1. Asegurar el abastecimiento alimentario

2. Proteger los suelos, aguas y bosques

3. Democratizar el acceso a la tierra y a las infraestructuras de transporte para estabilizar a las poblaciones rurales y urbanas, en particular las más vulnerables

4. Articular a las regiones productoras con los centros de consumo y los mercados en las fronteras.

Un ordenamiento social y territorial que fortalezca las articulaciones entre las distintas modalidades de organización productiva, incluyendo las empresas agrícolas y agroindustriales, medianos productores, comunidades y zonas de reserva campesina.

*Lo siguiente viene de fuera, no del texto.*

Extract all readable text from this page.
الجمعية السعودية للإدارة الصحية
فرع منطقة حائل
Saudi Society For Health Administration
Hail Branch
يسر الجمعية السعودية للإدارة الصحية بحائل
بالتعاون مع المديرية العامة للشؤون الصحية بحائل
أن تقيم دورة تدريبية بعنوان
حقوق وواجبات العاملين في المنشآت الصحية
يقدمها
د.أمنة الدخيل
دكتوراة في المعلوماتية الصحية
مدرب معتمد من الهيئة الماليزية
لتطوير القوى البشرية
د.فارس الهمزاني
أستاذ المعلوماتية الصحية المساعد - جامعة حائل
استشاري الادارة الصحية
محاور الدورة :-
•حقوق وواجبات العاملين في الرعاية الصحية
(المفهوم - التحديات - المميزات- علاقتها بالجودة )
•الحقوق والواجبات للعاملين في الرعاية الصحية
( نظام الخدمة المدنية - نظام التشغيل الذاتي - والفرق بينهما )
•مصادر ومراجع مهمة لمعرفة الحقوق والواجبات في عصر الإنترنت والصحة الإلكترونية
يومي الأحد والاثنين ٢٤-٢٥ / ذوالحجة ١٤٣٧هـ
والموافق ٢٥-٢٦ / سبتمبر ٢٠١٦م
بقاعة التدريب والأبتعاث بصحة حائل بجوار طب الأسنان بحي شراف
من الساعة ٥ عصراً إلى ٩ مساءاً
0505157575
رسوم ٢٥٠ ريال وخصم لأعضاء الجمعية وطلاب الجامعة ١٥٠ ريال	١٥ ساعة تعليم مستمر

Cuando hablamos de una paz duradera hablamos de la coexistencia de formas de vida diferentes. Los campesinos, sean afro-descendientes o indígenas no tienen por qué hacer suyas la ética, las relaciones sociales, las prácticas del consumo de una sociedad que ha llegado a lo que ha llegado nuestra sociedad, cuyos valores y prácticas hoy son rechazadas por millones de seres humanos a lo largo y ancho del mundo entero.

La lectura de los antecedentes de las comunidades campesinas pone en evidencia que, a pesar de la intensa guerra desatada contra ellas, han podido sobrevivir, han podido sostenerse como campesinos en tanto sean comunidad; pero para ser comunidad necesitan un espacio, han de construir un territorio en el cual establecer sus vínculos familiares, sociales, culturales. Y esto es así desde las veredas, desde las “trochas”, desde cualquiera de las formas de asentamiento que ellos han desarrollado en su historia y en su historia particular en nuestro país.

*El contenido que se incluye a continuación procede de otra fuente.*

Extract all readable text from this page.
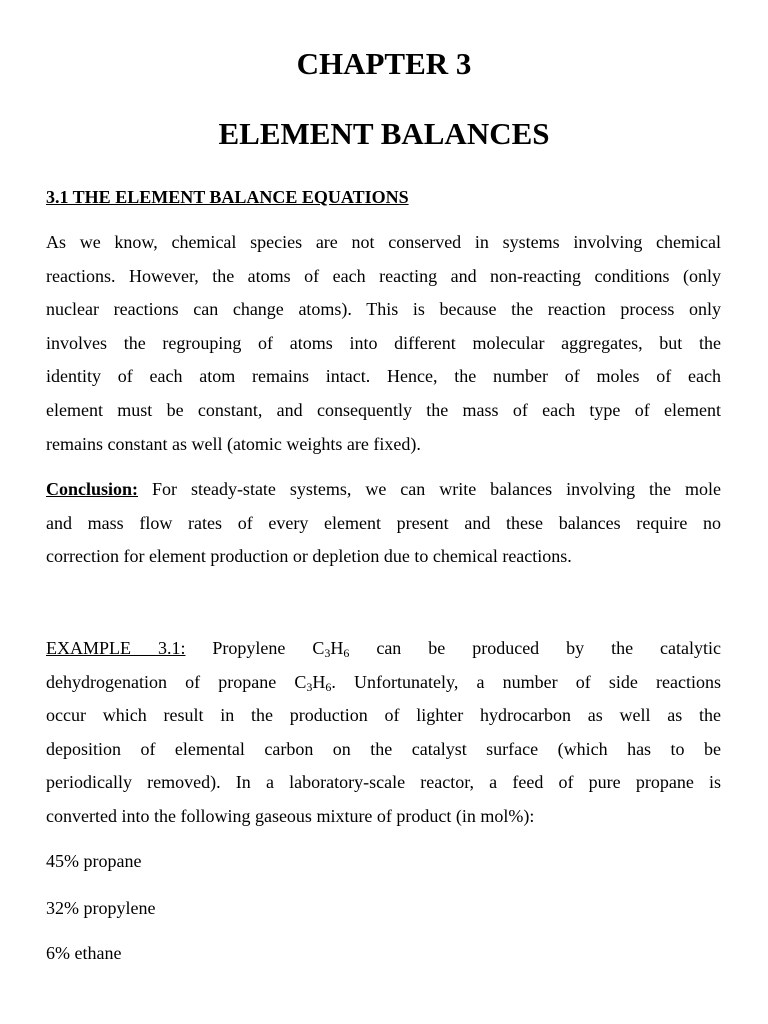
CHAPTER 3
ELEMENT BALANCES
3.1 THE ELEMENT BALANCE EQUATIONS
As we know, chemical species are not conserved in systems involving chemical
reactions. However, the atoms of each reacting and non-reacting conditions (only
nuclear reactions can change atoms). This is because the reaction process only
involves the regrouping of atoms into different molecular aggregates, but the
identity of each atom remains intact. Hence, the number of moles of each
element must be constant, and consequently the mass of each type of element
remains constant as well (atomic weights are fixed).
Conclusion: For steady-state systems, we can write balances involving the mole
and mass flow rates of every element present and these balances require no
correction for element production or depletion due to chemical reactions.
EXAMPLE 3.1: Propylene $C_3H_6$ can be produced by the catalytic
dehydrogenation of propane $C_3H_6$. Unfortunately, a number of side reactions
occur which result in the production of lighter hydrocarbon as well as the
deposition of elemental carbon on the catalyst surface (which has to be
periodically removed). In a laboratory-scale reactor, a feed of pure propane is
converted into the following gaseous mixture of product (in mol%):

45% propane

32% propylene

6% ethane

Vistas desde esta perspectiva, las reservas campesinas expresan una forma de localización, de estabilización, de arraigo, de una comunidad; no de campesinos aislados a los que se pretende debilitar, acomodar a las necesidades temporales de mano de obra, a la producción de determinados bienes.

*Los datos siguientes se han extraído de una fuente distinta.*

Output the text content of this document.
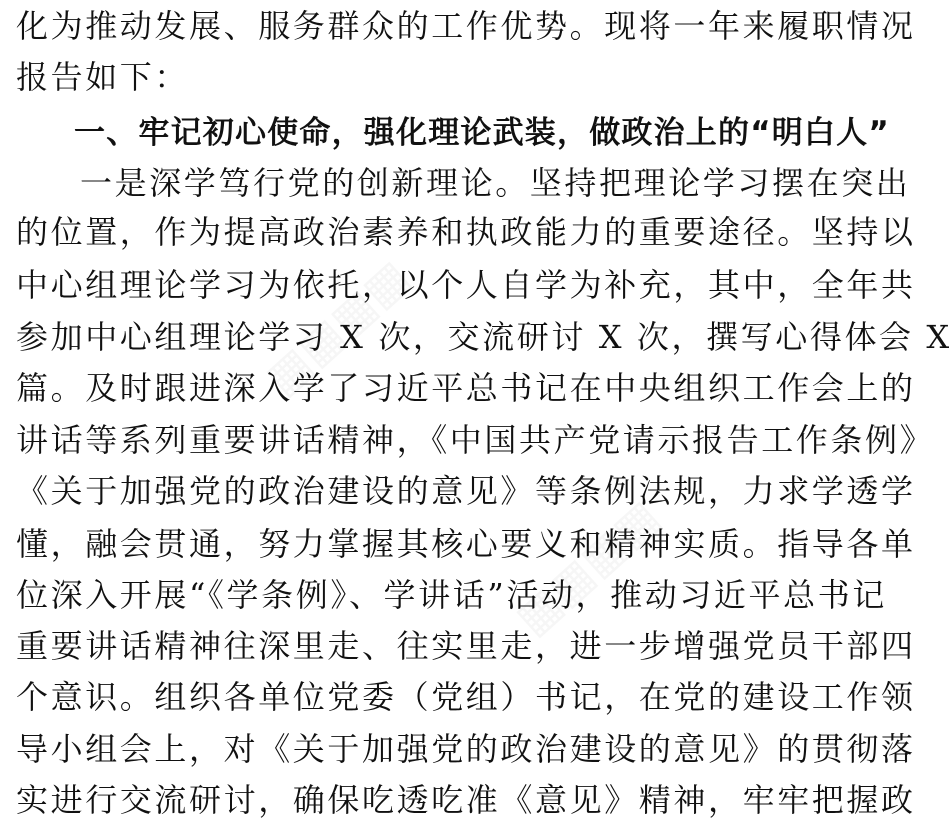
化为推动发展、服务群众的工作优势。现将一年来履职情况
报告如下：
一、牢记初心使命，强化理论武装，做政治上的“明白人”
一是深学笃行党的创新理论。坚持把理论学习摆在突出
的位置，作为提高政治素养和执政能力的重要途径。坚持以
中心组理论学习为依托，以个人自学为补充，其中，全年共
参加中心组理论学习 X 次，交流研讨 X 次，撰写心得体会 X
篇。及时跟进深入学了习近平总书记在中央组织工作会上的
讲话等系列重要讲话精神，《中国共产党请示报告工作条例》
《关于加强党的政治建设的意见》等条例法规，力求学透学
懂，融会贯通，努力掌握其核心要义和精神实质。指导各单
位深入开展“《学条例》、学讲话”活动，推动习近平总书记
重要讲话精神往深里走、往实里走，进一步增强党员干部四
个意识。组织各单位党委（党组）书记，在党的建设工作领
导小组会上，对《关于加强党的政治建设的意见》的贯彻落
实进行交流研讨，确保吃透吃准《意见》精神，牢牢把握政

En estos asentamientos viven, se reproducen socialmente, resisten a su liquidación y descomposición. Son asentamientos construidos más sobre principios de cooperación que de competencia. Por eso se les persigue, más cuando la esencia del régimen económico dominante pretende que todas las relaciones entre las personas estén guiadas por la competencia.

Algo nos debe enseñar el hecho de que luego de las peores épocas de persecución la iniciativa pasó de las primeras tres o cuatro establecidas en el proyecto piloto a las más de 30 que buscan su reconocimiento como corresponde a la Ley.

El país se enorgullece de su gran diversidad biológica y aún de su megadiversidad, pero la dirigencia nacional no acepta la diversidad de maneras de ser y de pensar: acostumbrémonos que los campesinos, sus formas de relacionarse, sus acervos culturales y demás manifestaciones de vida también forman parte de nuestra riqueza. Nuestras posibilidades de paz real están dadas por la posibilidad de aceptación de estas otras formas de existencia. Su negación o la pretensión de someterlas para homogeneizarlas no conducen a otra cosa que a la perpetuación de la guerra.

Podemos coexistir: las experiencias construidas hasta ahora muestran las capacidades de las comunidades para articularse con los mercados, con otras formas de organización económica empresarial e incluso con mercados internacionales. Se trata de que el estado facilite estas formas de articulación y no se pretenda someterlas a las condiciones de vida y de trabajo que nos han mostrado los desarrollos ya conocidos de las grandes empresas.

Apreciados asistentes: abrir el espacio al reconocimiento de los territorios campesinos, a la posibilidad de que sus distintas manifestaciones como resguardos, territorios de comunidades afrodescendientes, reservas campesinas y otra formas que se den puedan coexistir con la sociedad mayor, a que resuelvan entre ellas sus diferencias sin imponerles pretendidas “soluciones” desde la lógica de las ganancias, es abrir el espacio a la paz.